Sur la terrasse de Léodine, le jeune Natale est mal à l'aise. Nerveux, tremblant, il semble avoir du mal à se défaire du stress qui l'accompagne depuis qu'il a passé la porte. En le regardant, Léo se sent pleine de compassion. Comme elle, même s'il est camorrien, il n'en a pas la figure. Jeune, il lui rappelle elle-même à une époque éloignée, quand un soir, une semaine après la mort de son père, sa mère lui a expliqué quel serait leur nouveau travail. Elle se souvient de son angoisse quand elle a traverser Les Traquenards après le faux jour pour la première fois. Ses yeux ne savaient pas où se poser, elle se sentait déplacée et la peur étreignait son estomac. De même, quand elle a pénétré dans l'antre des Muguettes pour la première fois et que sa mère l'a présenté à Dina. Autour d'elle, il n'y avait que des filles, parfois bien plus jeunes qu'elle, à la peau dénudée et aux décolletés aguicheurs qui l'avaient effrayée, mais également fascinée, par leur franc parler. Tout ça remontait à bien longtemps, mais maintenant, elle se rappelait avec qu'elle facilitée, elle s'était habituée à côtoyer ce monde de débauche sans que ça ne lui semble étrange. La fin justifiait les moyens et la jeunesse s'adapte. Natale était encore jeune, même si elle le voyait anxieux en cet instant, elle ne doutait pas qu'il soit comme un poisson dans l'eau chez elle d'ici une semaine.

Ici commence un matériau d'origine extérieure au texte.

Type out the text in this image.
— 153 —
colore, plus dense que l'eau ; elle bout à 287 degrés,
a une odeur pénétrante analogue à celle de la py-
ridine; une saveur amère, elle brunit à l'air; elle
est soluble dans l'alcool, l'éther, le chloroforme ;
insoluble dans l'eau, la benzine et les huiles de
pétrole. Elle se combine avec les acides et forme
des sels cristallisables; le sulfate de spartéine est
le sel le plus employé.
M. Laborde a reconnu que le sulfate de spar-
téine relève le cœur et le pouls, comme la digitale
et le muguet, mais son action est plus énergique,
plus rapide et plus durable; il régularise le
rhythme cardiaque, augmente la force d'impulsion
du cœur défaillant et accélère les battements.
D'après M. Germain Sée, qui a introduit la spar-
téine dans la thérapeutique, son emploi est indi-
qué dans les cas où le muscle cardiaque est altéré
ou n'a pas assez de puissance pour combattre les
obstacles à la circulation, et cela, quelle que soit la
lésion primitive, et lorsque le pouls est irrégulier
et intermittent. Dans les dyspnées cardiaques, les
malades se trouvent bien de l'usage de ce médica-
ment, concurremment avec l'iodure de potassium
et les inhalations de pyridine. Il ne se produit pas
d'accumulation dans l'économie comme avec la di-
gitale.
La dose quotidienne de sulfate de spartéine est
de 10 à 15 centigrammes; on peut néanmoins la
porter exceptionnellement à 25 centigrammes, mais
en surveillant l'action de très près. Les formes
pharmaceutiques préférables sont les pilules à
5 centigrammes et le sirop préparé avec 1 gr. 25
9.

Avec indulgence, elle lui sourit tandis qu'il lui montrait ses dessins en bafouillant.

" - Je peux ?" , demanda-t-elle en s'emparant délicatement d'une esquisse.

Elle admira celle-ci avant d'en prendre une autre. Mira arriva avec les boissons, elle servit d'abord Léodine, avant de servir Natale. Alors qu'elle allait partir, son employeuse l'a prit à parti en lui montrant le croquis qu'elle tenait en main.

" - C'est superbe, qu'en penses-tu, Mira ? Je crois que ça donnerait pas mal dans la pièce d'eau."

La jeune fille se pencha sur le croquis et hocha la tête avant de montrer un autre dessin sur la table. Il représentait les fonds marins sous la protection d'Iono. Elle murmura, un peu gênée qu'on lui demande son avis :

" - Il est beau, mais je trouve celui-ci plus adapté."

Léodine s'en saisit pour l'examiner de plus prêt et commenta :

" - C'est vrai. Il est parfaitement dans le thème."

Se tournant vers Natale, elle déclara :

" - Je pense que l'on va bien s'entendre. J'aime beaucoup tes esquisses. Je n'ai pas d'exigences particulières quant au dessin en lui-même. J'aime être surprise et tu sembles avoir beaucoup d'imagination. Mira va t'emmener voir la salle si ça te convient. Tu pourras prendre les mesures, examiner les lieux et voir ce que tu penses y faire et puis nous en discuterons, mais il est vrai que vu la pièce, rendre grâce à Iono tomberait peut-être sous le sens."

Mira fit signe à Natale de la suivre dans la maison, elle descendit au premier étage où se trouvait la salle de bains. Elle lui ouvrit la porte et le laissa passer.

" - Prenez votre temps, n'hésitez pas à me dire si vous avez besoin de quelque chose."